The abililty to read, edit/replace and delete files is primarily determined by:
1) Whether the file is stored as an attachment, in an Article Share Folder or in a Space Documents Tab / Share Folder
2) What permissions an account has been given for the project that the file is stored in
The following is a brief overview of how this works in practice:
Attachments
1) If the file is an attachment to an article that the account has read rights to, the user will be able to read/download the attachment. The article read permission comes either because the account has read rights to the space the article was created in or because the article has been given a tag from a space that the account does have read rights for. (Such "cross-tagging" can only be used to extend attachment read/download permissions, not edit/replace rights.)
2) If the account has edit rights to the article, the user has rights to to edit or replace the attached file.
3) The ability to add more attachments to an article is a separate space-level permission that can be assigned to an account.
Share Folders and Files
Three levels of space-level permissions can be given to an account:
1) Read Share Folders - grants the right to see Document Tab Share Folder / Article Share Folders and read/download the files in them
2) Write Share Folders - grants the right to edit or replace files, to add files and to create new folders in Share Folders
3) Modify Share Folders - grants the right to delete files and folders in Share Folders
Space level Document Share Folders and Files
The space-level permissions that an account has been given determines what rights the user has to all files (and folders) under the Space Share Folder.
There is no way to restrict access to a particular file or folder without putting it in a Space that has different permissions assigned.
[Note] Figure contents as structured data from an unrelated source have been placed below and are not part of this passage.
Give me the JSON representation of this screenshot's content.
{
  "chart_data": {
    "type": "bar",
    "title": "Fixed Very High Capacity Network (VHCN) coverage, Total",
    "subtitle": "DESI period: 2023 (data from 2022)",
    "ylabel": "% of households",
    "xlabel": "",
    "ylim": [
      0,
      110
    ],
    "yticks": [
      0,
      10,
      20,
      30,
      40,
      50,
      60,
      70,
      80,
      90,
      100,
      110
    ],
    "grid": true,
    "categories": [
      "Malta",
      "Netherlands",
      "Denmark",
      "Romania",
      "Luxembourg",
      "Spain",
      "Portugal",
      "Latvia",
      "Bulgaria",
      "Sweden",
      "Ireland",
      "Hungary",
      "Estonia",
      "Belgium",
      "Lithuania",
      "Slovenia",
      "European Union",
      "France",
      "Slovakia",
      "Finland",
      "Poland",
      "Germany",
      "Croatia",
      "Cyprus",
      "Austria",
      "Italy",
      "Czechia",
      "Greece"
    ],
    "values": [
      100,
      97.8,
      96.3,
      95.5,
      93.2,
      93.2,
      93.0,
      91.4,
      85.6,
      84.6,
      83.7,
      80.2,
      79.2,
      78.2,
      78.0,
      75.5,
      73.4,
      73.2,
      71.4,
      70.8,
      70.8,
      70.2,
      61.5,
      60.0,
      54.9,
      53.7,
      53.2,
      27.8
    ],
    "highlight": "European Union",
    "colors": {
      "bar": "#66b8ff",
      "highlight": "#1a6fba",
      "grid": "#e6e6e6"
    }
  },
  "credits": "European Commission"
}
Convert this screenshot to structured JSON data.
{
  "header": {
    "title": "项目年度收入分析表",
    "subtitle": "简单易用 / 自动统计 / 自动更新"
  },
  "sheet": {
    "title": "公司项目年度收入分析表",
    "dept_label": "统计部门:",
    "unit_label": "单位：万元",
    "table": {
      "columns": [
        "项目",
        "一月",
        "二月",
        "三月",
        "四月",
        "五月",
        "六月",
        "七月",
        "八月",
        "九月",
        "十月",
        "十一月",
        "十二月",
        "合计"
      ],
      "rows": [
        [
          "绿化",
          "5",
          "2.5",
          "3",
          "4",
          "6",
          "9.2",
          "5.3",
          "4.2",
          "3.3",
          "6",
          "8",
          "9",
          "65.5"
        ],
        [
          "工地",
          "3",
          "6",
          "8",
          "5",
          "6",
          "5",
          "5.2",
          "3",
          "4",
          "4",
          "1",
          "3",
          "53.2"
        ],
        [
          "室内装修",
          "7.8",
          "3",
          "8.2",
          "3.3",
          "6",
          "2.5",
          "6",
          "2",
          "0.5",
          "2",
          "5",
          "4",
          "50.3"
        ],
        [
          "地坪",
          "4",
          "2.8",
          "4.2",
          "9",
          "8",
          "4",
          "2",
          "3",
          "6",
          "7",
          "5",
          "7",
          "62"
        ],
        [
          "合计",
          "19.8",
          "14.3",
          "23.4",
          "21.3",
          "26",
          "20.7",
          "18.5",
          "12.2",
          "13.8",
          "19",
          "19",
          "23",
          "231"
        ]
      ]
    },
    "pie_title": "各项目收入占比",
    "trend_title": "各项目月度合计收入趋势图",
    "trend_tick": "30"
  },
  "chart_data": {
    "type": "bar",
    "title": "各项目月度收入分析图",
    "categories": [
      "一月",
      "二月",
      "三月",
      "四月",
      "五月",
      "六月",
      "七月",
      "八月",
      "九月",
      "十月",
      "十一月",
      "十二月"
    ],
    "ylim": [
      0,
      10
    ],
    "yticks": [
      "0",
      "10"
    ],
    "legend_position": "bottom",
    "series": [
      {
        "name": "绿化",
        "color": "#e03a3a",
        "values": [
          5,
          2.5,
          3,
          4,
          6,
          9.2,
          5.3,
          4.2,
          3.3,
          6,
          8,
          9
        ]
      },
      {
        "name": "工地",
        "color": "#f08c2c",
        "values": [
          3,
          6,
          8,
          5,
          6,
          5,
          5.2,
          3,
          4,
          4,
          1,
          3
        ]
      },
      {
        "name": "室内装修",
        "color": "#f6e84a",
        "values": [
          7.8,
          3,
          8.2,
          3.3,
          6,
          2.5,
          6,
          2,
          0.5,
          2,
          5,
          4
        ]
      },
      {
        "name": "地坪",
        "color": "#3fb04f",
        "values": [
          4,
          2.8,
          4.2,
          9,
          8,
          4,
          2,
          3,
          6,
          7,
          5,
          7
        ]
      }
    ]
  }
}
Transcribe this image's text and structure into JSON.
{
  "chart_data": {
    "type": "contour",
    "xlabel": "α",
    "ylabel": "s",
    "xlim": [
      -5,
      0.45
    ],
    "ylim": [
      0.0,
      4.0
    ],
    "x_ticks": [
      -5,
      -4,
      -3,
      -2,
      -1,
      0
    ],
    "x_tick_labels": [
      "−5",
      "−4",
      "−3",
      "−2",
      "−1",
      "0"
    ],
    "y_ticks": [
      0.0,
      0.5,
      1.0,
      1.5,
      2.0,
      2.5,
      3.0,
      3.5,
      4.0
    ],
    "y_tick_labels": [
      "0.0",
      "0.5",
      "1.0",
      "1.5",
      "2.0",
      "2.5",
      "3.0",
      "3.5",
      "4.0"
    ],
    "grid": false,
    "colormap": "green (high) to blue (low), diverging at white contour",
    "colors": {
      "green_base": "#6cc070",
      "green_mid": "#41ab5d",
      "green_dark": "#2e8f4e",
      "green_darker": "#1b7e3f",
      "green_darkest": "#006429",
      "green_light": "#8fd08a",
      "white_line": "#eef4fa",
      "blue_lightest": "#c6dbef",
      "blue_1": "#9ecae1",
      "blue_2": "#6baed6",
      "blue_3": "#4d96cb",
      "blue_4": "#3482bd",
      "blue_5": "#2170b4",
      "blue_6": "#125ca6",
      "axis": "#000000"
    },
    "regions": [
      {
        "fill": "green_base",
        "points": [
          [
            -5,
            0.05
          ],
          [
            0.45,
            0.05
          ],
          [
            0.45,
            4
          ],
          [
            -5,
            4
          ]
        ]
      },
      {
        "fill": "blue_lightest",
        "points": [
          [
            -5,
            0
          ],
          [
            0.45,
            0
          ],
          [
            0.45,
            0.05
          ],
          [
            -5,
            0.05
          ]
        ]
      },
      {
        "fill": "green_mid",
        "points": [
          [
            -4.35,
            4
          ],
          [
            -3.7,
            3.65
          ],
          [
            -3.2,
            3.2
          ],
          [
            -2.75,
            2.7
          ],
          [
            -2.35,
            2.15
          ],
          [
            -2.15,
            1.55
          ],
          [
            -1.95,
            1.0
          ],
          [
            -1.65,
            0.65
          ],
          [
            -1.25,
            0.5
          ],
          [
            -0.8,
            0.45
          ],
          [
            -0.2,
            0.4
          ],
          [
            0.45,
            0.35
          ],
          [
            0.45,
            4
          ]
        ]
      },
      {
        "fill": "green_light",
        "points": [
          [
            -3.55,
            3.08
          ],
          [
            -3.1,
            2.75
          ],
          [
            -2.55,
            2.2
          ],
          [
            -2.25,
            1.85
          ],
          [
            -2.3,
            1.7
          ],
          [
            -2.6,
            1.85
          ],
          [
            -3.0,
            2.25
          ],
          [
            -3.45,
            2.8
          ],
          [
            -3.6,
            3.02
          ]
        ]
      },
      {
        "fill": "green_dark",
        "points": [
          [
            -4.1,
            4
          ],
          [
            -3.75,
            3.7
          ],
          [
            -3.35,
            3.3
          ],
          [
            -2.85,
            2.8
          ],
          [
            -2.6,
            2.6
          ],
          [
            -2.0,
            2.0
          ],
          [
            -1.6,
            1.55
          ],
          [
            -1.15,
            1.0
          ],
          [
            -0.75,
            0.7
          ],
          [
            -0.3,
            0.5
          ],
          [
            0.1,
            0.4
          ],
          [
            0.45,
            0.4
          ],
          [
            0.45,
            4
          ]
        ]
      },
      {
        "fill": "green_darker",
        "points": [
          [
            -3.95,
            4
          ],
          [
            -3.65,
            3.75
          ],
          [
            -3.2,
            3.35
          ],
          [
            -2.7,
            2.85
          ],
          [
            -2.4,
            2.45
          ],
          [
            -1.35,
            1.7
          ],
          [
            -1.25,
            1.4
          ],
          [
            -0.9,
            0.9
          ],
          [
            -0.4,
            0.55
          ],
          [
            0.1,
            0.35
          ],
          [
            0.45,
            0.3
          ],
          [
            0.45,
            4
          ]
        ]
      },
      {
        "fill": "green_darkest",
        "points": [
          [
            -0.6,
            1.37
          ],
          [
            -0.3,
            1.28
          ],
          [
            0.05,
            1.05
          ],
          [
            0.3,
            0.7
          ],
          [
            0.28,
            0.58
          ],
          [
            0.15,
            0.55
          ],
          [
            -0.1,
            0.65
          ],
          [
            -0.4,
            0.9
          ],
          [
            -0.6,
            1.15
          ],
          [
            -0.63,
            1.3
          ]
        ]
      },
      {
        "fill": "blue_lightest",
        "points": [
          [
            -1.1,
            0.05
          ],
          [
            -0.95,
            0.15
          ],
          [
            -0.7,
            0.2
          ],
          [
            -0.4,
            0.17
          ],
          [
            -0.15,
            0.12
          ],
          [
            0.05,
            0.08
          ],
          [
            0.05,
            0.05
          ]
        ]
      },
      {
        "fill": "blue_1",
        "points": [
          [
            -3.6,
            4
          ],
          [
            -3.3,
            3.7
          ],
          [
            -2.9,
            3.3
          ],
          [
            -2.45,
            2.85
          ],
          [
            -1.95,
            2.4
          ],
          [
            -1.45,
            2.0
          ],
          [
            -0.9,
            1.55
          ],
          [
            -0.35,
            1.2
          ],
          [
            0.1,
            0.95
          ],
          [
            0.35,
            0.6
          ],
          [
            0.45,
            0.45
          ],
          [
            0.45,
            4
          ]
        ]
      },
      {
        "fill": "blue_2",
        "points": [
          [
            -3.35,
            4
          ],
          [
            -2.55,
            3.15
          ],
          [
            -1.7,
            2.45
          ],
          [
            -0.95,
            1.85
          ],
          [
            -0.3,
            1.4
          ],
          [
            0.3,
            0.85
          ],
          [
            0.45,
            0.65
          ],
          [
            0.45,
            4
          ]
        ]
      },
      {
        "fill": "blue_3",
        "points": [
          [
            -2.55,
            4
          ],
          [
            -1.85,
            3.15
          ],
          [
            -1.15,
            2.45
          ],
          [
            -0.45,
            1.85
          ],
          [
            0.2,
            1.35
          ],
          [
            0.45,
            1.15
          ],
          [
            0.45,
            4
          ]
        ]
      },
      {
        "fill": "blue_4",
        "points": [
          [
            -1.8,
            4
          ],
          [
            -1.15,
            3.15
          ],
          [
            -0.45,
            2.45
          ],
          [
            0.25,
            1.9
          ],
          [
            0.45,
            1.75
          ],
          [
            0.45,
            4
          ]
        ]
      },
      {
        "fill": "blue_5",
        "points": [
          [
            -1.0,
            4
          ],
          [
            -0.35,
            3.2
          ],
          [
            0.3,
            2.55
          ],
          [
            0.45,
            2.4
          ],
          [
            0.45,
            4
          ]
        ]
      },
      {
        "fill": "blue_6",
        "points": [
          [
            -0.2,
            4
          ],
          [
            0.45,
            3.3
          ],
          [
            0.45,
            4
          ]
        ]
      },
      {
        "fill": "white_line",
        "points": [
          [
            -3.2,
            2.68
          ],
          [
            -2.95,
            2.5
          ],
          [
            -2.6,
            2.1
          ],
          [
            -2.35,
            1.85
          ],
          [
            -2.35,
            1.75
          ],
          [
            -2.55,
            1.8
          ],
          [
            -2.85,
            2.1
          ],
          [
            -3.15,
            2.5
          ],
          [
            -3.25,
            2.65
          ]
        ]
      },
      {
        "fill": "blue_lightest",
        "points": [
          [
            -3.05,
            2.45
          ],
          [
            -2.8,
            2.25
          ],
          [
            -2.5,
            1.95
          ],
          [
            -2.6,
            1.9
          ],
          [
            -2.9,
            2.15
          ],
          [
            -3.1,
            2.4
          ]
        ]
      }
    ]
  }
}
There is also no way to expose a particular file or folder without putting it in a Space with different permissions. If a link is made to a Share Folder or a file in a Share Folder, the link will not be live if the user's account does not have Read Share Folders permissions for that project.
Article Share Folders and Files
The project-level permissions that your account has been given also determines what rights you have to all files (and folders) under an Article Share Folder for any article in the project. However, when an article with an Article Share Folder is made readable to additional accounts by means of applying a label from a Space that those accounts can read, the files (and folders) under the Article Share Folder also become readable/downloadable by those accounts.
Note: One indirect "security" impact of using Article Share Folders vs attachments is that if the article is emailed to someone who does not have access to the Space, attachments may be sent as part of the email (this is an option that is often on by default). When an article using Article Share Folders is emailed, including the files in the email is not an option, so there is no chance of the files being sent by mistake.